Analyze Document
The AnalyzeDocumentChain is an end-to-end chain that allows running various NLP tasks over long documents by splitting the input document into chunks, mapping each chunk through a chain, and then reducing the outputs into a single response.
Basic Usage
The AnalyzeDocumentChain can be used as an end-to-end chain to process long documents. It takes in a single document, splits it up into chunks, runs each chunk through a mapping chain, and then combines the results using a reducing chain.
For example, here is how to summarize a long document:
from langchain import OpenAI
from langchain.chains.summarize import load_summarize_chain
llm = OpenAI(temperature=0)
summary_chain = load_summarize_chain(llm, chain_type="map_reduce")
from langchain.chains import AnalyzeDocumentChain
summarize_document_chain = AnalyzeDocumentChain(combine_docs_chain=summary_chain)
with open("long_document.txt") as f:
document = f.read()
summary = summarize_document_chain.run(document)
print(summary)
This splits the document, summarizes each chunk, and combines the summaries into one overall summary.
We can also use it for question answering:
from langchain.chains.question_answering import load_qa_chain
qa_chain = load_qa_chain(llm, chain_type="map_reduce")
qa_document_chain = AnalyzeDocumentChain(combine_docs_chain=qa_chain)
answer = qa_document_chain.run(
input_document=document,
question="What is the main topic of the document?"
)
print(answer)
Customizing the Chain
The AnalyzeDocumentChain is customizable by configuring the:
text_splitter
: Splits the input text into chunks. For example, theSentenceTextSplitter
.llm_chain
: The mapping chain run on each chunk. For example, a summarization or QA chain.combine_docs_chain
: The reducing chain that combines the mapped outputs. Such asReduceDocumentsChain
.
For example, to summarize each sentence and combine the results:
from langchain.chains.combine_documents import ReduceDocumentsChain
from langchain.chains import LLMChain, PromptTemplate
from langchain.text_splitter import SentenceTextSplitter
# LLM chain that summarizes each sentence
prompt = PromptTemplate(
template="Summarize this sentence: {text}",
input_variables=["text"]
)
map_llm_chain = LLMChain(llm=llm, prompt=prompt)
# Combine summaries into one text
combine_docs_chain = ReduceDocumentsChain(
combine_documents_chain=StuffDocumentsChain(llm_chain=map_llm_chain)
)
# Create end-to-end chain
doc_chain = AnalyzeDocumentChain(
text_splitter=SentenceTextSplitter(),
llm_chain=map_llm_chain,
combine_docs_chain=combine_docs_chain
)
summary = doc_chain.run(long_document)
Multi Input Prompts
You can also use prompts with multiple inputs. For example, to answer questions about code:
from langchain.chains.combine_documents.map_reduce import MapReduceDocumentsChain
from langchain.chains.combine_documents.stuff import StuffDocumentsChain
# Prompts for mapping and reducing
MAP_PROMPT = PromptTemplate(input_variables=["code"],
template="Describe this code: {code}")
REDUCE_PROMPT = PromptTemplate(input_variables=["code_description", "question"],
template="Answer this question about the code: {question}")
# Create mapping and reducing chains
map_llm_chain = LLMChain(llm=llm, prompt=MAP_PROMPT)
reduce_llm_chain = LLMChain(llm=llm, prompt=REDUCE_PROMPT)

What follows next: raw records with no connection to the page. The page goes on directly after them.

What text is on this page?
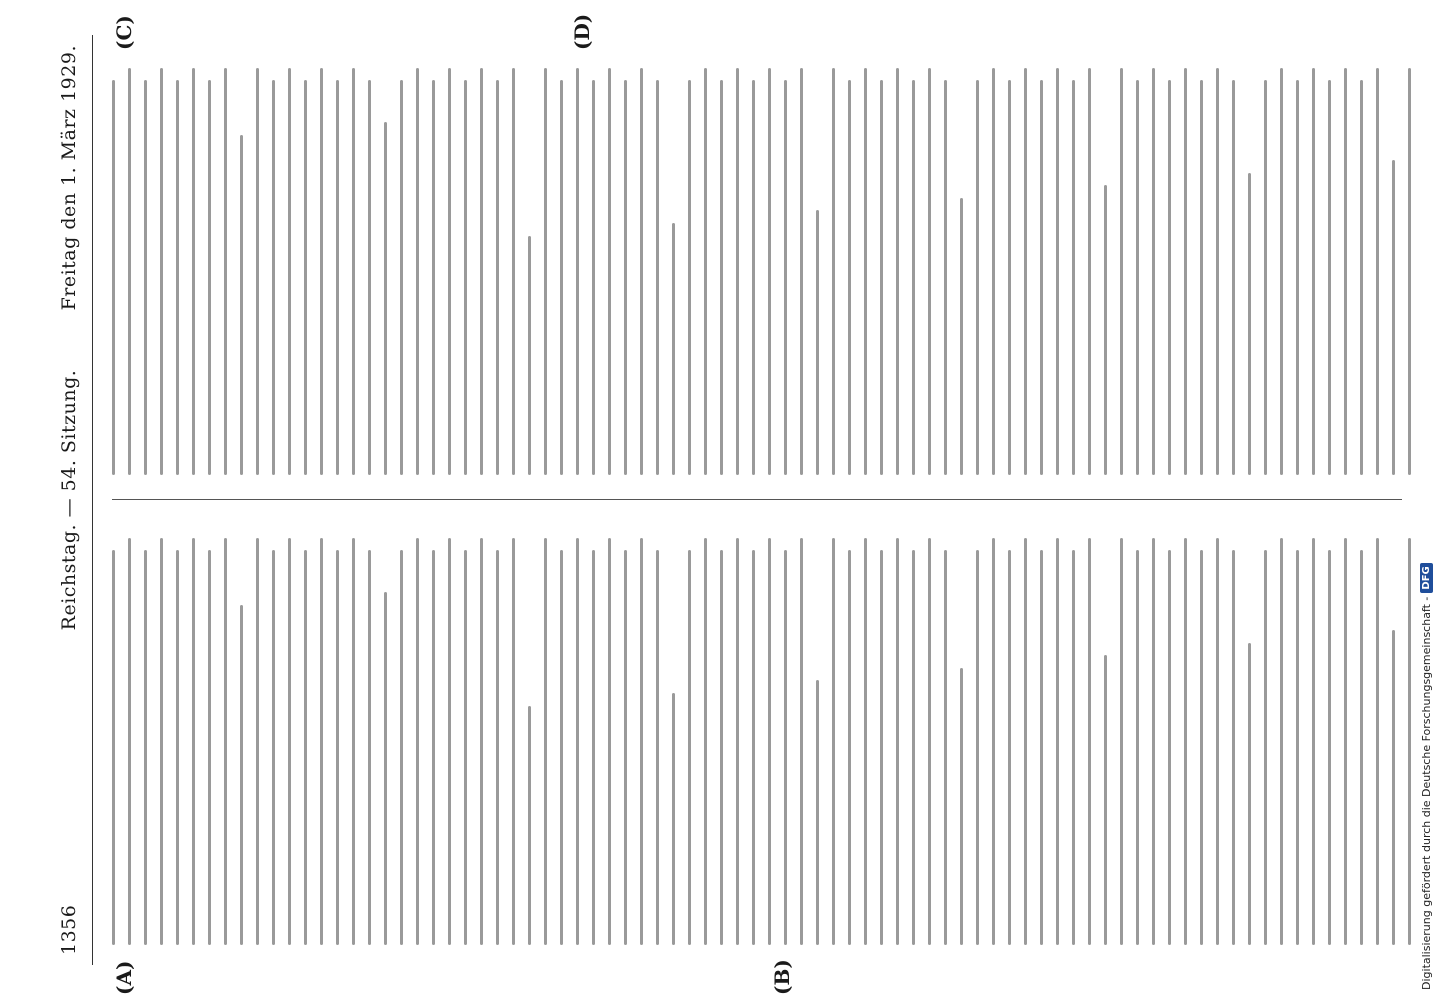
1356
Reichstag. — 54. Sitzung.
Freitag den 1. März 1929.
(A)	(B)
(C)	(D)
Digitalisierung gefördert durch die Deutsche Forschungsgemeinschaft -
DFG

# Combine code descriptions into one string
combine_docs_chain = StuffDocumentsChain(llm_chain=reduce_llm_chain)
# Create MapReduce chain
map_reduce_chain = MapReduceDocumentsChain(
llm_chain=map_llm_chain,
reduce_documents_chain=ReduceDocumentsChain(
combine_documents_chain=combine_docs_chain
)
)
# Create end-to-end chain
doc_chain = AnalyzeDocumentChain(
text_splitter=CharacterTextSplitter(separator="\n\n"),
llm_chain=map_reduce_chain
)
doc_chain.run(code, question="What is the time complexity?")
Using Refine Chains
The refine
chain type can also be used with AnalyzeDocumentChain for things like summarization. For example:
from langchain.chains.summarize import load_summarize_chain
summary_chain = load_summarize_chain(llm, chain_type="refine")
doc_chain = AnalyzeDocumentChain(combine_docs_chain=summary_chain)
summary = doc_chain.run(long_document)
We can also return the intermediate refinement steps with return_refine_steps=True
.
Troubleshooting
Some common issues and solutions:
Chain exceeds context size: Use a smaller
chunk_size
or simplify the mapping chain.Reducing takes a long time: Increase
chunk_overlap
to reduce chunks.Repeated/irrelevant text: Check mapping and reducing prompts.
Missing key information: Tweak mapping prompt to retain details.
Errors with customization: Validate configs match docs.